The ‘bobbies on the beat’ community policing angle, referenced within the White Paper with the commitment to deliver 13,000 additional neighbourhood policing personnel in police forces across England and Wales, comes from a place of viewing increased police presence as a safety measure, ignoring the reality that many young adults – particularly marginalised and overpoliced communities including racially minoritised people, girls and young women, those with care experience and people from socioeconomically deprived communities – feel less safe, and even victimised by the police. Work to divert young adults away from the criminal justice system cannot be relegated to a specific programme or pilot, but rather requires a whole-systems approach and a rethinking of police contact and response tactics. T2A advocates for the police to receive specific training for managing contact with young adults, particularly on stop and search and when making arrests, and that innovative diversion programmes delivered by grassroots, community-based organisations are commissioned and sustainably funded by the Strategic Authority Mayors and Policing and Crime Boards that will come to replace PCCs. 
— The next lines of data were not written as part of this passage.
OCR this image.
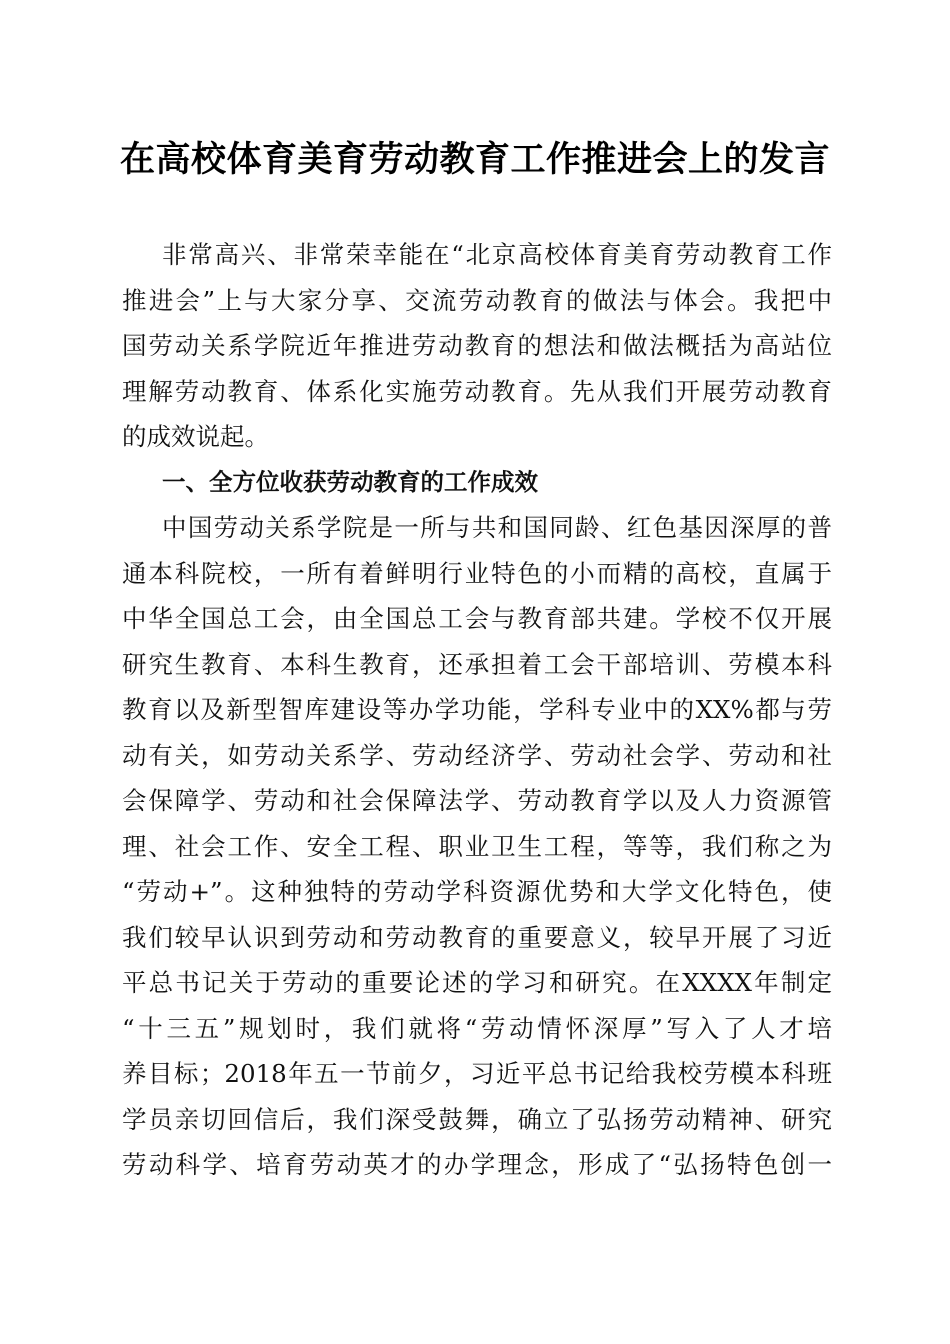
在高校体育美育劳动教育工作推进会上的发言
非常高兴、非常荣幸能在“北京高校体育美育劳动教育工作
推进会”上与大家分享、交流劳动教育的做法与体会。我把中
国劳动关系学院近年推进劳动教育的想法和做法概括为高站位
理解劳动教育、体系化实施劳动教育。先从我们开展劳动教育
的成效说起。
一、全方位收获劳动教育的工作成效
中国劳动关系学院是一所与共和国同龄、红色基因深厚的普
通本科院校，一所有着鲜明行业特色的小而精的高校，直属于
中华全国总工会，由全国总工会与教育部共建。学校不仅开展
研究生教育、本科生教育，还承担着工会干部培训、劳模本科
教育以及新型智库建设等办学功能，学科专业中的XX%都与劳
动有关，如劳动关系学、劳动经济学、劳动社会学、劳动和社
会保障学、劳动和社会保障法学、劳动教育学以及人力资源管
理、社会工作、安全工程、职业卫生工程，等等，我们称之为
“劳动+”。这种独特的劳动学科资源优势和大学文化特色，使
我们较早认识到劳动和劳动教育的重要意义，较早开展了习近
平总书记关于劳动的重要论述的学习和研究。在XXXX年制定
“十三五”规划时，我们就将“劳动情怀深厚”写入了人才培
养目标；2018年五一节前夕，习近平总书记给我校劳模本科班
学员亲切回信后，我们深受鼓舞，确立了弘扬劳动精神、研究
劳动科学、培育劳动英才的办学理念，形成了“弘扬特色创一
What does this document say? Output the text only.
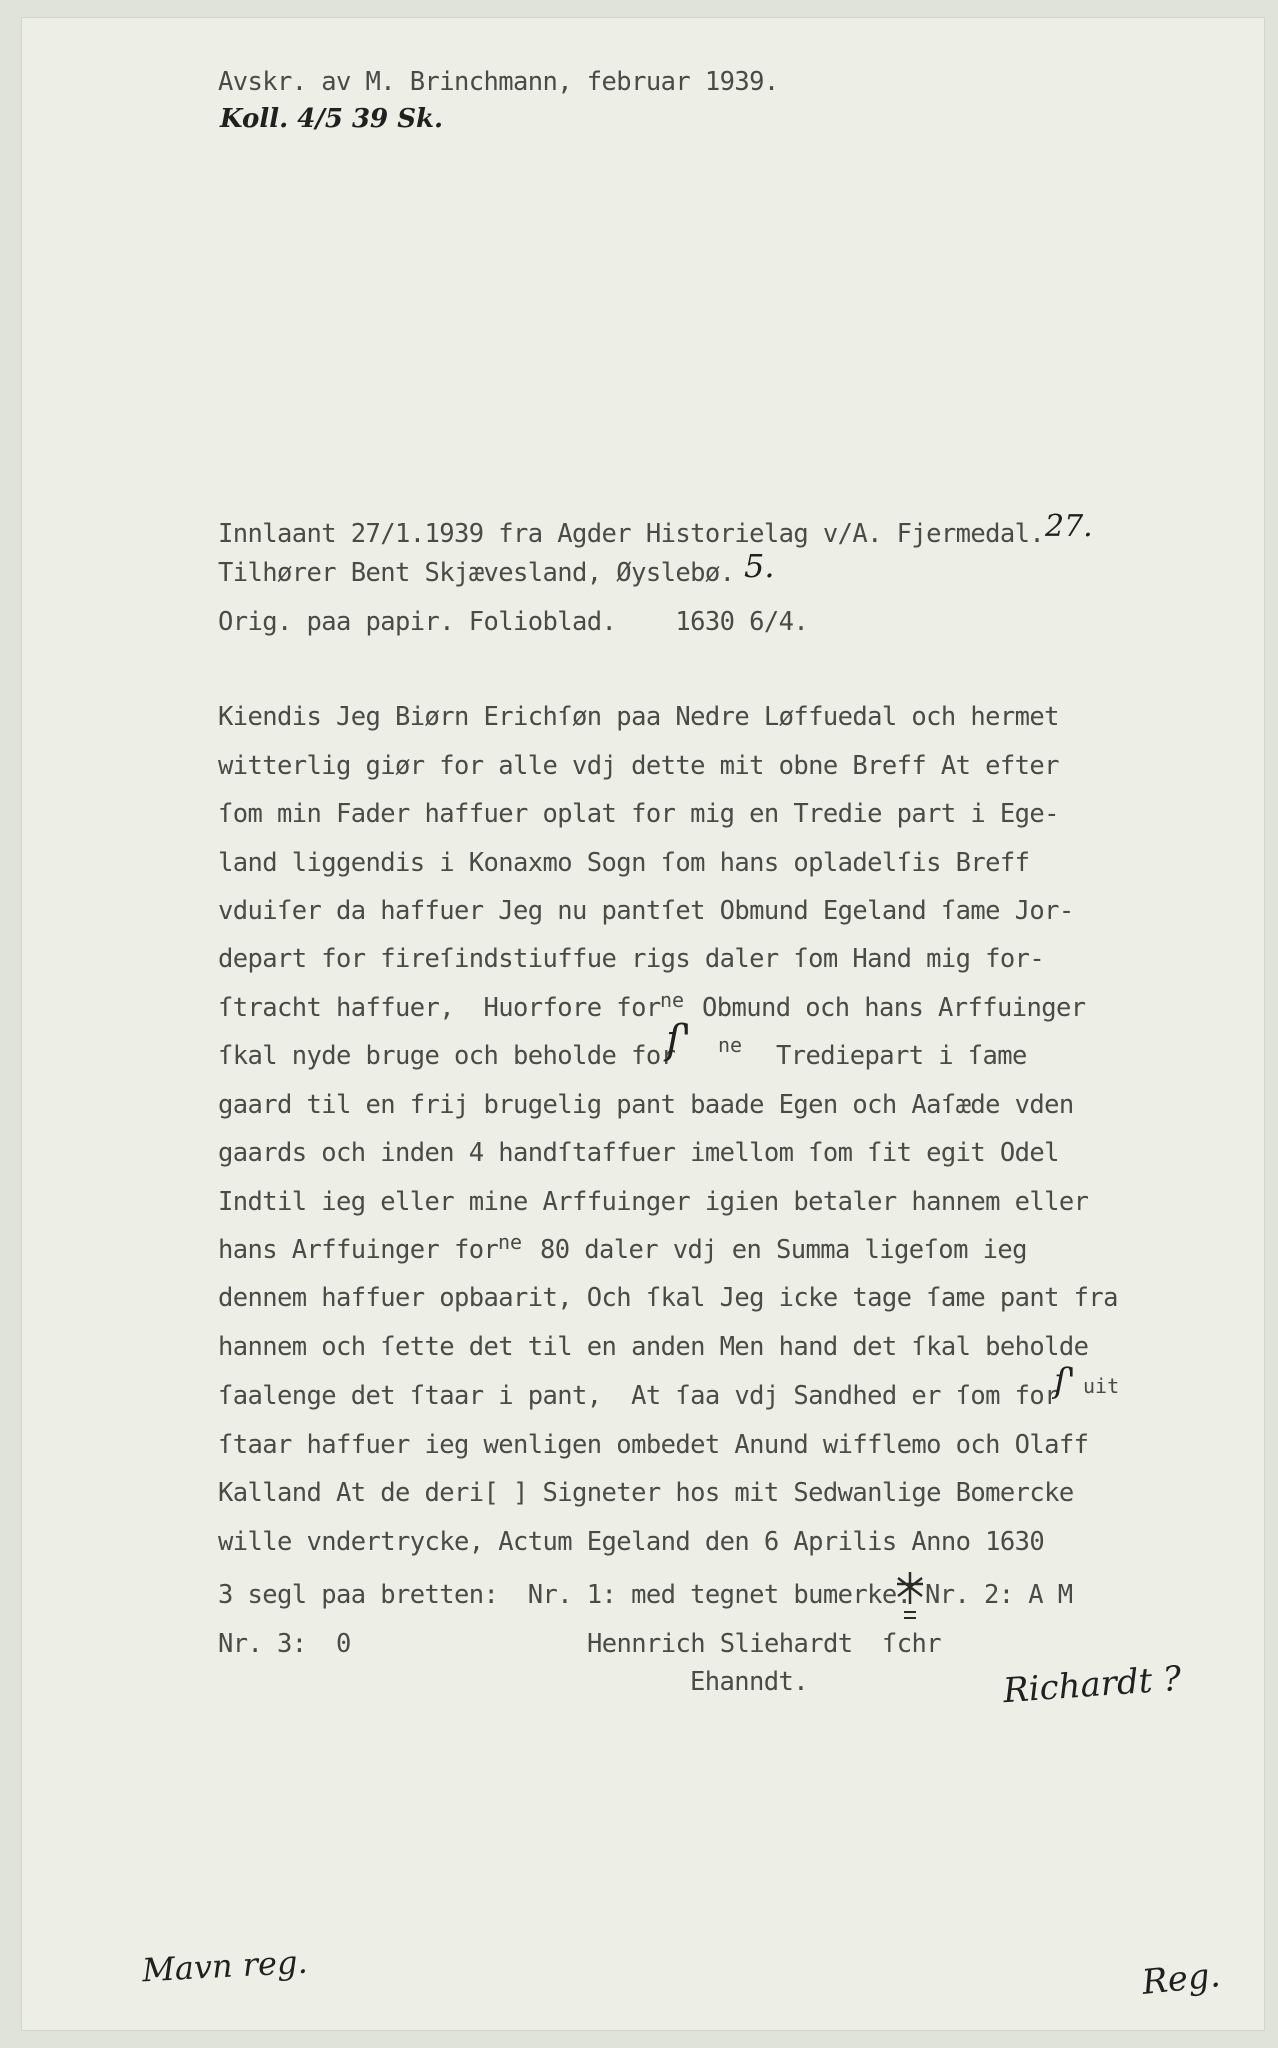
Avskr. av M. Brinchmann, februar 1939.
Koll. 4/5 39 Sk.
Innlaant 27/1.1939 fra Agder Historielag v/A. Fjermedal. 27.
Tilhører Bent Skjævesland, Øyslebø. 5.
Orig. paa papir. Folioblad.    1630 6/4.
Kiendis Jeg Biørn Erichſøn paa Nedre Løffuedal och hermet
witterlig giør for alle vdj dette mit obne Breff At efter
ſom min Fader haffuer oplat for mig en Tredie part i Ege-
land liggendis i Konaxmo Sogn ſom hans opladelſis Breff
vduiſer da haffuer Jeg nu pantſet Obmund Egeland ſame Jor-
depart for fireſindstiuffue rigs daler ſom Hand mig for-
ſtracht haffuer,  Huorfore for ne Obmund och hans Arffuinger
ſkal nyde bruge och beholde for
ſ' ne Trediepart i ſame
gaard til en frij brugelig pant baade Egen och Aaſæde vden
gaards och inden 4 handſtaffuer imellom ſom ſit egit Odel
Indtil ieg eller mine Arffuinger igien betaler hannem eller
hans Arffuinger for ne 80 daler vdj en Summa ligeſom ieg
dennem haffuer opbaarit, Och ſkal Jeg icke tage ſame pant fra
hannem och ſette det til en anden Men hand det ſkal beholde
ſaalenge det ſtaar i pant,  At ſaa vdj Sandhed er ſom for
ſ' uit
ſtaar haffuer ieg wenligen ombedet Anund wifflemo och Olaff
Kalland At de deri[ ] Signeter hos mit Sedwanlige Bomercke
wille vndertrycke, Actum Egeland den 6 Aprilis Anno 1630
3 segl paa bretten:  Nr. 1: med tegnet bumerke. Nr. 2: A M
Nr. 3:  0	Hennrich Sliehardt  ſchr
Ehanndt.	Richardt ?
Mavn reg.	Reg.
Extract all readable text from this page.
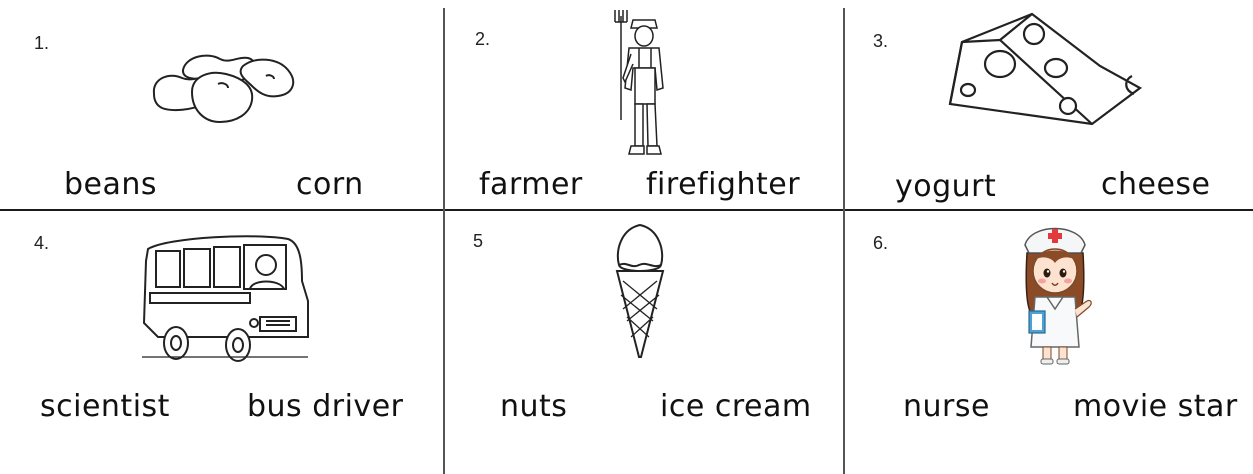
1.
beans	corn
2.
farmer firefighter
3.
yogurt	cheese
4.
scientist	bus driver
5
nuts	ice cream
6.
nurse	movie star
The increasing reliance on AI within policing is a cause for serious concern. We already know the racialised nature of facial recognition tools, and the impact this has had on community relationships and trust and confidence in the police, particularly amongst young adults. In a recent visioning workshop with T2A alliance members, supporters, and partners, participants were fearful of algorithmic bias in tools used for risk assessment, sentencing recommendations, and predictive policing, noting that these systems often rely on historical data that reflect existing inequalities, such as over-policing in certain communities. Only recently, a man of South Asian heritage was arrested in Southampton on suspicion of burglary as a result of a facial recognition error, despite being 100 miles away from the scene in Milton Keynes, and the suspect looking ten years younger.  Without careful design and oversight, AI tools can reinforce and perpetuate racial biases. T2A workshop participants called for pre-emptive reform to prevent embedding discrimination into automated decision-making. 

Looking forward 

Our vision is to create a blueprint for a justice system that sees young adults not as problems to be solved or issues to be fixed, but as people shaped by their experiences with incredible capacities to progress, grow, and change. Policing structures, responses and adjoining programmes need to reflect this sentiment, and reform not only their geographic boundaries and use of technology, but approach to young adults from a perspective of compassion and guidance, rather than criminalisation and surveillance. T2A is concerned that reform that is not co-produced with communities will have little positive impact, and hope that the implementation of these proposals includes close consultation with young adults with experience of police contact and the organisations that work with and support them.